Apart from the electrical coupling of the graft to the host myocardium, it is also imperative to understand to what extent the engrafted cardiomyocytes contribute to the mechanical functions and impart benefit on the global hemodynamic functions of the host hearts. Although we observed cardiac functional decline in response to light in mice carrying a large graft of hiPSC-CCND2^OE/ChR2^OECM, the functional changes were associated with the onset of PVC, and it normalized when PVC was corrected. The decline of cardiac function in these animals may be caused by multiple reasons, e.g., arrhythmia, the loss of functional myocardium by light-induced inexcitability of engrafted cardiomyocytes, and lack of efficient connection between donor cells or donor/host cell interface. It is difficult to dissect individual contributions in the current study. More electrophysiological and cardiac imaging studies are necessary to precisely understand the mechanism of light-induced cardiac functional decline. However, we found it is difficult to perform cardiac imaging (such as echocardiography) and light exposure on mouse hearts simultaneously owing to the small heart size. Future studies with this optogenetic approach on large animal models are warranted to investigate electrophysiological parameters, action potential propagation, conduction velocity, channel activation time, regional wall motion, and more. Such studies would provide more detailed knowledge on the mechanisms of light-induced cardiac arrhythmia and functional changes on mice carrying the large graft of cardiomyocytes.

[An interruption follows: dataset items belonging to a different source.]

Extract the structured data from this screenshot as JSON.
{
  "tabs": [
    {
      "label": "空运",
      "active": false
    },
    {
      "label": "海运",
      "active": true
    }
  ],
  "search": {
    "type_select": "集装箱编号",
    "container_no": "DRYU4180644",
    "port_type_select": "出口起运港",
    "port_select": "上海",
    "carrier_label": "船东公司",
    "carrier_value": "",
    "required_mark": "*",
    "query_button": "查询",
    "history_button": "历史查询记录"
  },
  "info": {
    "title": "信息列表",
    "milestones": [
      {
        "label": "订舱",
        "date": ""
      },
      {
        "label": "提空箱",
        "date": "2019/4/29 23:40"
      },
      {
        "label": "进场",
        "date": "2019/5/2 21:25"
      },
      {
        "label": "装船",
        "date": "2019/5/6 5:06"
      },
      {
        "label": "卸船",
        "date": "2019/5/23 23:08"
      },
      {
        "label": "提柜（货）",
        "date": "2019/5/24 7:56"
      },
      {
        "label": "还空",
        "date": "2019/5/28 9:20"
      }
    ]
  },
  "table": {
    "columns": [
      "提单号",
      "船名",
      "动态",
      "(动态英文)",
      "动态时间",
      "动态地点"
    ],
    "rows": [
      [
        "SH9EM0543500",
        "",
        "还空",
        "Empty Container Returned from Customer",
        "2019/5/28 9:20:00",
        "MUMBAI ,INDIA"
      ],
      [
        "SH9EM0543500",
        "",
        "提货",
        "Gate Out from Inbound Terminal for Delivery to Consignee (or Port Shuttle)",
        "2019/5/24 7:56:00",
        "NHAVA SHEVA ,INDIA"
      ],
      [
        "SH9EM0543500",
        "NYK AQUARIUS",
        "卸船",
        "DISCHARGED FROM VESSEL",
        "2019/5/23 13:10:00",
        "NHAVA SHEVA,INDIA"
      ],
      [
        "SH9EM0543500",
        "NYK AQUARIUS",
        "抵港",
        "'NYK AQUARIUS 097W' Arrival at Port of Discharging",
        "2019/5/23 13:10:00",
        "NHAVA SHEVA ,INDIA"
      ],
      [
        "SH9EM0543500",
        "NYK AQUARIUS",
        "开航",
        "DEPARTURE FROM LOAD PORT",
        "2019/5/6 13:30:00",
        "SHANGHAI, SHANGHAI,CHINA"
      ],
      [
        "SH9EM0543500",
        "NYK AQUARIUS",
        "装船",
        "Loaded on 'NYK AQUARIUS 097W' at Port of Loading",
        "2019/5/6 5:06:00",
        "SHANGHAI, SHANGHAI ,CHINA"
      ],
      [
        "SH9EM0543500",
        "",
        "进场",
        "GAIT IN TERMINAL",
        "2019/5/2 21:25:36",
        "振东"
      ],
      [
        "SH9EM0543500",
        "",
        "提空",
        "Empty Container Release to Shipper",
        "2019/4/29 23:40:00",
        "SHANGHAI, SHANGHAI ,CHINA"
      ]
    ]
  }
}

In summary, we developed the first optogenetic-based approach to control the activity of engrafted cardiomyocytes in live animals. This system can be useful to dissect the interaction between engrafted cardiomyocytes and host myocardium, and to determine the impact of engrafted cardiomyocytes on the electrophysiology and global heart function in live animals via selective and reversible modulation of the contractility of these grafted cardiomyocytes.